Educación alimentaria: aprender a construir un plato saludable
Edición Impresa | 22 de Junio de 2025 | 05:34
“¿Cuántas calorías tiene esto?”, “¿puedo repetir?”, “¿la banana engorda a la noche?”.
Durante décadas, comer fue una ecuación matemática. Pero en los últimos años, nutricionistas, cocineros y médicos han empezado a proponer algo distinto: volver a mirar el plato, no la balanza. En ese gesto, tan simple como potente, aparece una herramienta que no es nueva pero hoy vuelve con fuerza: educación alimentaria sobre los platos saludables.
Este enfoque, promovido por organismos como la Escuela de Salud Pública de Harvard y adaptado por profesionales de todo el mundo, propone dividir visualmente el plato para equilibrar proporciones sin necesidad de pesar alimentos ni restringir categorías enteras.
El modelo ideal se distribuye así: en medio plato con verduras y frutas; un cuarto de proteínas y otros con cereales integrales o carbohidratos complejos.
Así se constituye una forma muy clara y amigable de enseñar a comer. No hay que andar con una calculadora ni seguir una dieta imposible de sostener.

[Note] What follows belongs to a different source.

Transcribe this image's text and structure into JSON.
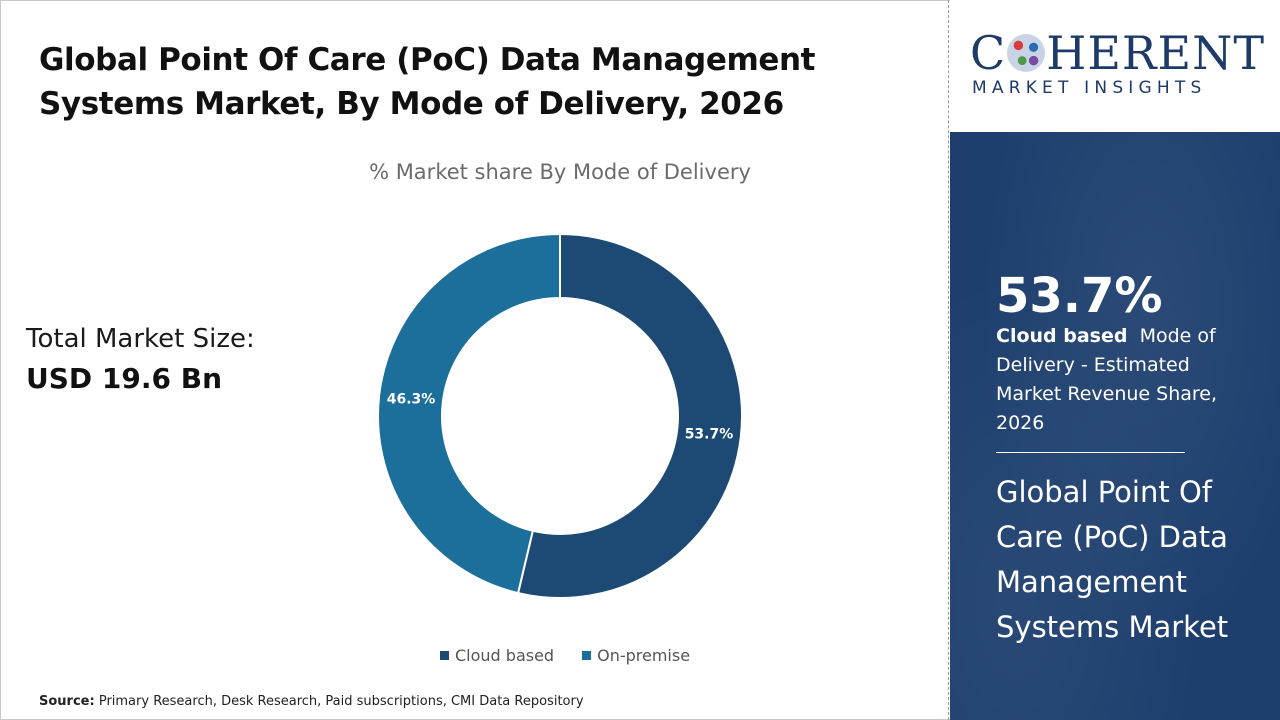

Lo óptimo sería lograr que el plato no culpe, no exiga. Que enseña. Comer de esta manera devuelve a la comida su rol de placer y energía.
EDUCACIÓN PARA COMER
Además de ser visualmente didáctico, este método permite adaptarse a casi cualquier tipo de alimentación: vegetariana, vegana, carnívora o sin gluten. También fomenta la variedad y la incorporación de alimentos frescos, lo que indirectamente aleja del consumo excesivo de ultraprocesados.
En contraste con las dietas basadas en restricciones, esta forma de comer pone el foco en la calidad de los alimentos y no en su cantidad.
Otro punto clave es que el método funciona también como herramienta de educación alimentaria. En las escuelas, en los comedores, en los hogares: la simple imagen del plato dividido en tres puede ayudar a transformar la manera en que pensamos la comida. En lugar de contar gramos de proteínas o sumar calorías, se trata de ver y sentir. De entrenar la mirada.
Lo cierto es que, con educación alimentaria, la tarea de alimentarse es más práctica, más fácil de llevar a cabo y sostenible en el tiempo: se convierte en un hábito saludable.
El ideal: medio plato con vegetales; un cuarto de proteínas y otro con cereales o carbohidratos
En este sentido, su sostenibilidad a largo plazo es una de las grandes virtudes. Porque comer bien no debería doler. No requiere suplementos, ni ingredientes caros, ni planes que se desarman al mínimo cambio. Puede ser un guiso, una ensalada, una tarta, un wok o un plato de arroz con huevo y zapallo. No hay menú universal: hay estructuras flexibles.
Incluso puede funcionar en la calle o en el trabajo. No hace falta cocinar gourmet. Con comer una milanesa con ensalada de tomate y un poco de arroz, ya se está cumpliendo con el método. La diferencia está en cómo se arma el plato, no en lo que se elimina.
La propuesta del plato saludable también implica reconciliarse con el acto de comer.
Vivimos rodeados de discursos contradictorios: dietas keto, ayunos intermitentes, demonización de los hidratos.
En ese ruido, el método aparece como una brújula. No para adelgazar, sino para vivir mejor, con más energía y menos ansiedad.
Muchos profesionales adscriben con la idea de que se come mejor cuando uno deja de pelearse con la comida. El plato saludable es un mapa: te guía, pero no debe castigar si se sale del camino. Y en tiempos donde cada comida parece una prueba de autocontrol, ese mapa se vuelve indispensable.
Algunos ejemplos prácticos que se pueden armar sin gastar de más:
❑ Mediodía: ensalada de hojas verdes + lentejas salteadas + calabaza asada.
❑ Cena: arroz integral + omelette de vegetales + zanahoria rallada con limón.
❑ Vianda escolar: fideos con salsa casera, arvejas y una porción de fruta.
❑ Opción rápida: sándwich de pan integral con huevo, lechuga y tomate + una banana.